6.3 For the avoidance of doubt, the Client expressly acknowledges that the EU Distance Marketing Directive 2002/65/EC does not require the Client Agreement to be signed by either the Client or the Company in order for both the Client and the Company to be legally bound by it.
7. IMPORTANT INFORMATION
7.1 CFDs are not eligible for sale in certain jurisdictions or countries. The Execution Policy is not directed to any jurisdiction or country where its publication, availability or distribution would be contrary to local laws or regulations, including the United States of America. The Policy does not constitute an offer, invitation or solicitation to buy or sell CFDs. It may not be reproduced or disclosed (in whole or in part) to any other person without prior written permission. The Policy is not intended to constitute the sole basis for the evaluation of the client’s decision to trade in Contracts for Difference (CFDs).
8. NO FIDUCIARY DUTY
8.1. The Company provides the Client with access to the Trading Platform and are not acting in any other capacity including as an agent or as a fiduciary.
8.2. The Company's commitment to provide the Client with "best execution" does not mean that the Company owes the Client any fiduciary responsibilities over and above the specific regulatory obligations placed upon the Company or as may be otherwise contracted between the Company and the Client.
9.1 Questions regarding the Execution Policy should be addressed, in the first instance, to the Customer Support Department (email@example.com).
Prices: The Company receives price feeds from some of the world’s leading liquidity providers.
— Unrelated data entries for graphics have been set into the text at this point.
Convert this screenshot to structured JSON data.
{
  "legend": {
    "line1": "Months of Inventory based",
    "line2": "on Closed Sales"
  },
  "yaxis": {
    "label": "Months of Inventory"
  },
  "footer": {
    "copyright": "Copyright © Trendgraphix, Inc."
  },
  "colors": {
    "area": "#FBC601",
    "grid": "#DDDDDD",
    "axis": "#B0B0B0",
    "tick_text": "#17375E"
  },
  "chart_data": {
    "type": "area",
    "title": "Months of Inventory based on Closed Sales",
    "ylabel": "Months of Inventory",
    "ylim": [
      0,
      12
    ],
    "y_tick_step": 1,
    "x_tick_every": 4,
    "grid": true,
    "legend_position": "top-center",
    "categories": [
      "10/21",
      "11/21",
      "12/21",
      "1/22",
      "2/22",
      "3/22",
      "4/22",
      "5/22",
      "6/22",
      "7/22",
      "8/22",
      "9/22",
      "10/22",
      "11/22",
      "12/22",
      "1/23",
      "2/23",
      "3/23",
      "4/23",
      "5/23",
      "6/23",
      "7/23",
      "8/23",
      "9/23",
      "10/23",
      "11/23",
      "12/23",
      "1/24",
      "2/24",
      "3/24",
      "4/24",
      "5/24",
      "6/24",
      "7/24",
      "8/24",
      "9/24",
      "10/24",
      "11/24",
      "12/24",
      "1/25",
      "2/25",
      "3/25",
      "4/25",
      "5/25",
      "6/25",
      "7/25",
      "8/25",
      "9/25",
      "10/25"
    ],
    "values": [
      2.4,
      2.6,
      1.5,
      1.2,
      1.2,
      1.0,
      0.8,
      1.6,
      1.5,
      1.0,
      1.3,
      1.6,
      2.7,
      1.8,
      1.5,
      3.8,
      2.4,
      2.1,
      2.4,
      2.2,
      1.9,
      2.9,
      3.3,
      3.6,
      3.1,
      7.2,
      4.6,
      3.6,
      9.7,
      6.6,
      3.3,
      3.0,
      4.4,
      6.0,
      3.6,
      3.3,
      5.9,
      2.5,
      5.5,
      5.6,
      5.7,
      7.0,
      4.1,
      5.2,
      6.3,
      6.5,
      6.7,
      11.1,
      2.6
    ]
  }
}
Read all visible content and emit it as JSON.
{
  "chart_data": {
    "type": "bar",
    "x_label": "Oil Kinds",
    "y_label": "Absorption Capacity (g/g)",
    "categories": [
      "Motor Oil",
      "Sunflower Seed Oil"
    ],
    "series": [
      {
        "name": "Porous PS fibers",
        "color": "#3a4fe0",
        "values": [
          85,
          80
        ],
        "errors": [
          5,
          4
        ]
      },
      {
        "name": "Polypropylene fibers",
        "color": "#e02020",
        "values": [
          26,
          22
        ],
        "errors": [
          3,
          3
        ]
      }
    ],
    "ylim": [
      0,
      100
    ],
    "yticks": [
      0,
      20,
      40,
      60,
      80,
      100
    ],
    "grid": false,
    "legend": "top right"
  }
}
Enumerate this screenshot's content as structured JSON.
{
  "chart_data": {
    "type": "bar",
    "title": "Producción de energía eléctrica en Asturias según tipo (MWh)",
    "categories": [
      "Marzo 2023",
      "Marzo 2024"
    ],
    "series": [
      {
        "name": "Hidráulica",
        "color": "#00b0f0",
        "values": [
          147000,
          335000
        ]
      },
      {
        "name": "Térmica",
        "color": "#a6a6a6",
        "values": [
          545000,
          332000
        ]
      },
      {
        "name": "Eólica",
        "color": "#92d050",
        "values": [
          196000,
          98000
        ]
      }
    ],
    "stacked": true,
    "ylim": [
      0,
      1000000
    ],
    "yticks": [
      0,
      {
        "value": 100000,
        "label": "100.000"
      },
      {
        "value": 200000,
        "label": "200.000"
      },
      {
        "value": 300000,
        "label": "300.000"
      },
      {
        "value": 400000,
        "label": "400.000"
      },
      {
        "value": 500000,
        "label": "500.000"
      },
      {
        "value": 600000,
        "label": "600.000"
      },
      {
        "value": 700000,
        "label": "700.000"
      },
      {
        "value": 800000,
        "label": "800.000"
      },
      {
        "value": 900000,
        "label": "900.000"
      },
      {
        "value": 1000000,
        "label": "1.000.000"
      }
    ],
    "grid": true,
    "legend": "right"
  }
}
Having multiple liquidity providers is important especially during abnormal market conditions such as times of extreme volatility; under these conditions and even if a certain number of liquidity providers decide to widen the spreads or stop quoting prices at all, the Company is still able to provide Clients with competitive prices. The remaining liquidity providers shall continue competing to provide the Company the best ‘bid’ and ‘ask’ prices.
Re-quoting: this is the practice of providing a secondary quote to the client after an Instant Order has been submitted; the Client must agree to this quote before the order is executed. The Company will re-quote Instant Orders if the requested price originally specified by the Client is not available. The secondary quote provided to the Client is the next available price received by the Company from its third party liquidity providers. The Company does not re-quote Pending Orders.
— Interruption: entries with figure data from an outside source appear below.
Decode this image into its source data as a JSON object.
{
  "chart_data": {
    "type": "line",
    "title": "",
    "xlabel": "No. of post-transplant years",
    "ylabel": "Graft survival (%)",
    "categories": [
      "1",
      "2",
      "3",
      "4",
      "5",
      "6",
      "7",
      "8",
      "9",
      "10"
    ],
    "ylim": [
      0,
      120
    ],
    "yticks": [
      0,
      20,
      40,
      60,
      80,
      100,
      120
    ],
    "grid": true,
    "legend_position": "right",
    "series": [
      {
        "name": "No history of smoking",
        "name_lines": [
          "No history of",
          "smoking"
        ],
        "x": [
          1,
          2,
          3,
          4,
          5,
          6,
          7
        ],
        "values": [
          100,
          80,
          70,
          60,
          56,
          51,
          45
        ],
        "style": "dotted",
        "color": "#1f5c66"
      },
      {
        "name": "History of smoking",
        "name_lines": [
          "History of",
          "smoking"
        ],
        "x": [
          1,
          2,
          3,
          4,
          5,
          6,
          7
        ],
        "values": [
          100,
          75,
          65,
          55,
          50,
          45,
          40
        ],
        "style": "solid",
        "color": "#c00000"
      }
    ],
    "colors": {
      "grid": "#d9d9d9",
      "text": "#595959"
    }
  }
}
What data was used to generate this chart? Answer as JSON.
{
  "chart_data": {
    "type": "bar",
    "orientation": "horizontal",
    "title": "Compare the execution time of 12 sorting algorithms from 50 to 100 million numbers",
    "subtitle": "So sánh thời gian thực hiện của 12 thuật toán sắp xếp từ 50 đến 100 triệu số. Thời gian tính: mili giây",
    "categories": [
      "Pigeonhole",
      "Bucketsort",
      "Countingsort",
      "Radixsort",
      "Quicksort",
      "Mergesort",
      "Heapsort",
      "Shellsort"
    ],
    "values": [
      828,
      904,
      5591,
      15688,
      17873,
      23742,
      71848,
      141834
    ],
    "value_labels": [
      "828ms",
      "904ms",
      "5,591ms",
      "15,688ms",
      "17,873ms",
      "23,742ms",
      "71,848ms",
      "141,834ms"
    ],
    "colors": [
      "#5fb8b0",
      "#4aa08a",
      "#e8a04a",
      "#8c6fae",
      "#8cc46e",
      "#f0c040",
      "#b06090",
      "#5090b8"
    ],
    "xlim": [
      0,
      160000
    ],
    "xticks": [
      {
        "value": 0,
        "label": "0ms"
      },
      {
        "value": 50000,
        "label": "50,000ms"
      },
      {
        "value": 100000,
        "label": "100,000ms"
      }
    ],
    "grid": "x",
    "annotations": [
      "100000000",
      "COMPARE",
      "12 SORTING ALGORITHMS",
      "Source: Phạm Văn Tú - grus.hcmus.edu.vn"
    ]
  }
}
Slippage: at the time that an order is presented for execution, the specific price requested by the Client may not be available; therefore, the order will be executed close to or a number of pips away from the Client’s requested price. If the execution price is better than the price requested by the Client this is referred to as “positive slippage”. In contrast, if the execution price is worse than the price requested by the Client this is referred to as “negative slippage”. Please be advised that “slippage” is a normal market practice and a regular feature of the foreign exchange markets under conditions* such as illiquidity and volatility due to news announcements, economic events and market openings. The Company’s automated execution software does not operate based on any individual parameters related to the execution of orders through any specific client accounts.
* Please note that this is not an exhaustive list.
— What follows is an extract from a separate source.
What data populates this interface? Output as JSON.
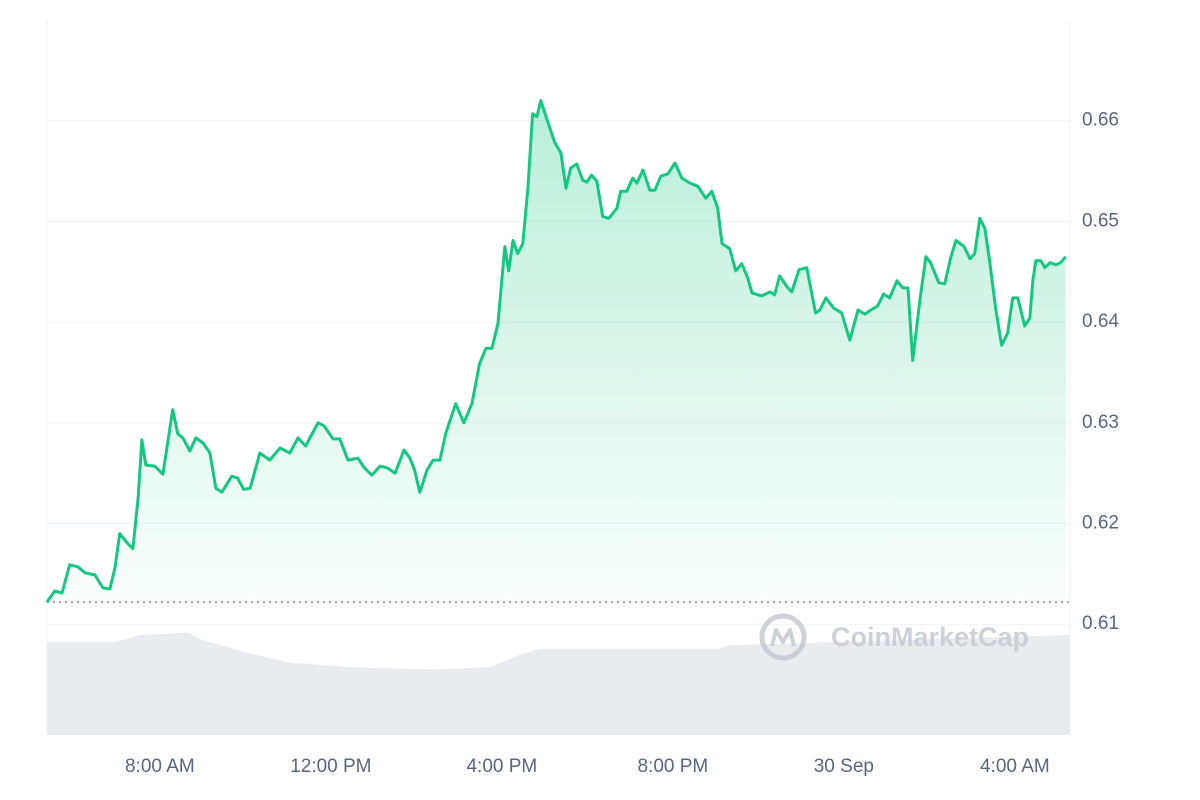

Partial fills: this is the practice of executing an order in parts if there is not enough liquidity in the market at the time in order to fill-in the full order at a specific price. Partial fills may be executed at different prices.
Commission: the Client shall be charged commission when trading CFDs on futures through MetaTrader4; further information is available online at: www.darwinex.com
Mark-up: in the context of MetaTrader 4, the Clients shall not be charged a mark-up per currency pair: the cost of execution will be reflected on the execution commission.